看見女兒帶著一頭大老虎和一個不知生死的大男人回家,獨孤亦差點沒就此昏死過去算了。
「竹娃兒!你……你……」他摀住心口,一時說不出話來。
「爹——我親愛的爹爹——」女娃兒眨著妙眸、甜滋滋笑著,好諂媚撒嬌地偎進父親懷中。
「幹啥?」被女兒嗲出一身雞皮疙瘩,他小心翼翼觀察著甜美小臉上不尋常的反應,肯定有鬼!
「親愛、偉大的神醫爹爹,你最疼竹娃兒了對不對?」更用力死死抱緊父親脖子,她簡直是故意要她爹抖落一身雞皮疙瘩才甘心。
吞吞口水,獨孤亦苦笑著說:「我親愛的乖女兒,你有事就快說吧!為父的年紀一把,禁不起你嚇的。」
小嘴一噘,她插起腰發火了。「爹!你說得活似我是妖魔鬼怪,我啥時候給你添麻煩啦!你說!你說!」
「我說……」哪敢啊!這個家屬他最小,女兒才是老大,他敢說什麼呀!事實上,她是每天添麻煩沒錯啊!
乾咳幾聲,他比比女兒身後的大老虎。
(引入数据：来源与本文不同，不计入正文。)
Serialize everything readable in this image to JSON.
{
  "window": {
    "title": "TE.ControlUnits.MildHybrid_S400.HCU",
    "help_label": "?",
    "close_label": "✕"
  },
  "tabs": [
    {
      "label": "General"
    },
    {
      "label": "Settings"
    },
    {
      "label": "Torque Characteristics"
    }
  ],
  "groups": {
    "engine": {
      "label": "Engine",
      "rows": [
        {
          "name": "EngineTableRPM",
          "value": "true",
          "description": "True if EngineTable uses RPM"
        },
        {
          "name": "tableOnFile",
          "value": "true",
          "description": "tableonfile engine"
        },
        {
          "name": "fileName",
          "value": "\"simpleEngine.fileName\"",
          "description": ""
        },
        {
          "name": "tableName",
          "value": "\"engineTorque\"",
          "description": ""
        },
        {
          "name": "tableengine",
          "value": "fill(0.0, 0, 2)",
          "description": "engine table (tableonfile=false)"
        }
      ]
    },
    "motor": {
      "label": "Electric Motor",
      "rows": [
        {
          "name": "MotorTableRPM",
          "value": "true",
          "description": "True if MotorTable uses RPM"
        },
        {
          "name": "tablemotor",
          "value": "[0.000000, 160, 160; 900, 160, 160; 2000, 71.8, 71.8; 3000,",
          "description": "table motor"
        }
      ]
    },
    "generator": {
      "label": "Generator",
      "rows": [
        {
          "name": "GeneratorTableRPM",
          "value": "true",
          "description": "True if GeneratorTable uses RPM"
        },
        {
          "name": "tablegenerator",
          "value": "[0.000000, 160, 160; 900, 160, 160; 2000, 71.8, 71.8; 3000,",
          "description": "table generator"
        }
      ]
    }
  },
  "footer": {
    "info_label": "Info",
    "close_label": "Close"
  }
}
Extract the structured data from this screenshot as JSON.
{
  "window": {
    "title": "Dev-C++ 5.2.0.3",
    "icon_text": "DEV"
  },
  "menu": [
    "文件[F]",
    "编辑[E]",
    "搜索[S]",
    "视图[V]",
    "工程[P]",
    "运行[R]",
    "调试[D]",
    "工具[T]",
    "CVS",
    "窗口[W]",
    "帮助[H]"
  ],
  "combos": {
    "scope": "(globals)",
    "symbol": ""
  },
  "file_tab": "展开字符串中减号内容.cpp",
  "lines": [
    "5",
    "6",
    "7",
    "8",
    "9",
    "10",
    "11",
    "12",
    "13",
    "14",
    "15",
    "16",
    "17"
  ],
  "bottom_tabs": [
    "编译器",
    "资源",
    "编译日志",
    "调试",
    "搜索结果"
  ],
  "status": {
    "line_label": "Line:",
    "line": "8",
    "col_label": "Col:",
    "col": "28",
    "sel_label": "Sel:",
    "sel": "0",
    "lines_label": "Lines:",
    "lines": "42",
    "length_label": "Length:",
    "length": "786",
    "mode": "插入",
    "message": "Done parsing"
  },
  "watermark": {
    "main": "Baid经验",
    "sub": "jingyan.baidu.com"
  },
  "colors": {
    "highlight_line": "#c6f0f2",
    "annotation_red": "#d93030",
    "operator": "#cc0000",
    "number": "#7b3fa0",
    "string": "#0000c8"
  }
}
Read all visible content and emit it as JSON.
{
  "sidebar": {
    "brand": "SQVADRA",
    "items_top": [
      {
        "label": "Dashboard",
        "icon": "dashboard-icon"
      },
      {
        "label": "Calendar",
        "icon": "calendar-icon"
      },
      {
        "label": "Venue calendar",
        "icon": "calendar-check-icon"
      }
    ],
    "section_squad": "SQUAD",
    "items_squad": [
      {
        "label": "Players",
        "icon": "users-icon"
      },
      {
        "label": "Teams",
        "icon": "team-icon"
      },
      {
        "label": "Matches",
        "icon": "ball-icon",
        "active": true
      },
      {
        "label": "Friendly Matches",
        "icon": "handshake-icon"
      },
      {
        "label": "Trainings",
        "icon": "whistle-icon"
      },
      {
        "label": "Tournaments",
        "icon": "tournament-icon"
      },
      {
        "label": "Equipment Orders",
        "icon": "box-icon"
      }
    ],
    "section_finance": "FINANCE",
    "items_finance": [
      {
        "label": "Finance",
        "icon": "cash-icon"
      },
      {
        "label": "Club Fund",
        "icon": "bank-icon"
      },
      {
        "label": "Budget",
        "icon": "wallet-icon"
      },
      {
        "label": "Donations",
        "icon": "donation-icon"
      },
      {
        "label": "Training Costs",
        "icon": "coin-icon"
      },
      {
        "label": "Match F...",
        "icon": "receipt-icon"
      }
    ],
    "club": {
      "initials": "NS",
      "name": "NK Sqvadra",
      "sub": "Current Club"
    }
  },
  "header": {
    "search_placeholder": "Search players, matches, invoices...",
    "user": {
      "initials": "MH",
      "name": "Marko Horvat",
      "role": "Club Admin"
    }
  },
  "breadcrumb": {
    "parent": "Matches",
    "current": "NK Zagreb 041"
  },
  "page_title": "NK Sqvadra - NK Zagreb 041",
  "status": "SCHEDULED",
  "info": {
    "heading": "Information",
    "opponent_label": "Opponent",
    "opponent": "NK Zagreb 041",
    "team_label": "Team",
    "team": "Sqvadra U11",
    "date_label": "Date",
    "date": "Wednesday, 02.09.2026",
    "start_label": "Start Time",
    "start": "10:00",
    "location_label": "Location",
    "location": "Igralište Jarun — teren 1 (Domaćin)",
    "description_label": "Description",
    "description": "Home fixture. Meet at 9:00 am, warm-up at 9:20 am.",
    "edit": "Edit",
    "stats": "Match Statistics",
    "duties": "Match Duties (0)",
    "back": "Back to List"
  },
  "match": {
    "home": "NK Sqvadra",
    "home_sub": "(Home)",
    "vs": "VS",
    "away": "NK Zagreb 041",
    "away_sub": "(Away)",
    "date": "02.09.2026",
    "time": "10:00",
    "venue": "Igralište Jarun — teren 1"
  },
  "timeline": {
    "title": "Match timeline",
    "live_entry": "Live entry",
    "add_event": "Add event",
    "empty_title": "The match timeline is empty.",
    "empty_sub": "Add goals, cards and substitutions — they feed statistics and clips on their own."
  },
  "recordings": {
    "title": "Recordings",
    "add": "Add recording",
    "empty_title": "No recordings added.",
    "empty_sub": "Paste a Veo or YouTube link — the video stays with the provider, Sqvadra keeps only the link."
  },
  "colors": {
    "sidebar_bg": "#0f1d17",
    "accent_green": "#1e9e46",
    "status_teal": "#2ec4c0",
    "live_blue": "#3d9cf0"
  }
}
「這怎麼回事,你交朋友交到猛獸去了嗎?你娘要是見到了,會被嚇昏的。」
「沒事啦!這隻老虎好乖的。」不以為意的擺擺手,她跳下父親膝頭。「暗!這傢伙躺在我們家門前,還沒死喔!所以我帶回來給爹爹你救。」
「他看來不是一般人。」獨孤亦此時才專心往男人望去,心下又是一驚,女兒似乎撿回了不簡單的人物。
不說別的,單看那一身衣著就比當今聖上的衣料要好,簡直不像人間會有的東西,更別說就算在昏迷中,那男人還是有著一股王者霸氣,讓人不禁心生敬畏……這到底是怎樣一個奇人呢?
「我管他是誰,快救他啦!我不喜歡家裡多一具躺路屍。」對女娃兒來說,人的身份地位不重要,她又不懂。
點點頭,獨孤亦對女兒道:「你要觀摩爹救人嗎?」
知道女兒習醫的興趣比什麼都大,他乾脆順其自然算啦!
「當然要!」興奮的直點頭,她搬來小凳子,安安靜靜的看父親如何施展精深的醫術。
***
撐開沉重的眼皮,色彩景物漸漸由模糊轉變為清晰,屋頂是陌生的、空氣也是懷念卻不熟悉的,充滿了藥草的味道,說不上好不好聞,炎禹輕輕打了個噴嚏,想坐起身來。
「躺好!」一團青色的龐然大物突然飛撲到他身上,牢牢將他壓在床上,與耳中聽見的嬌柔甜美聲音極端不符合。
他呆了下,定神看清楚壓在身上的物體——是頭青色的老虎——他只覺得腦中一陣劇痛炸開,弄得他無法思考。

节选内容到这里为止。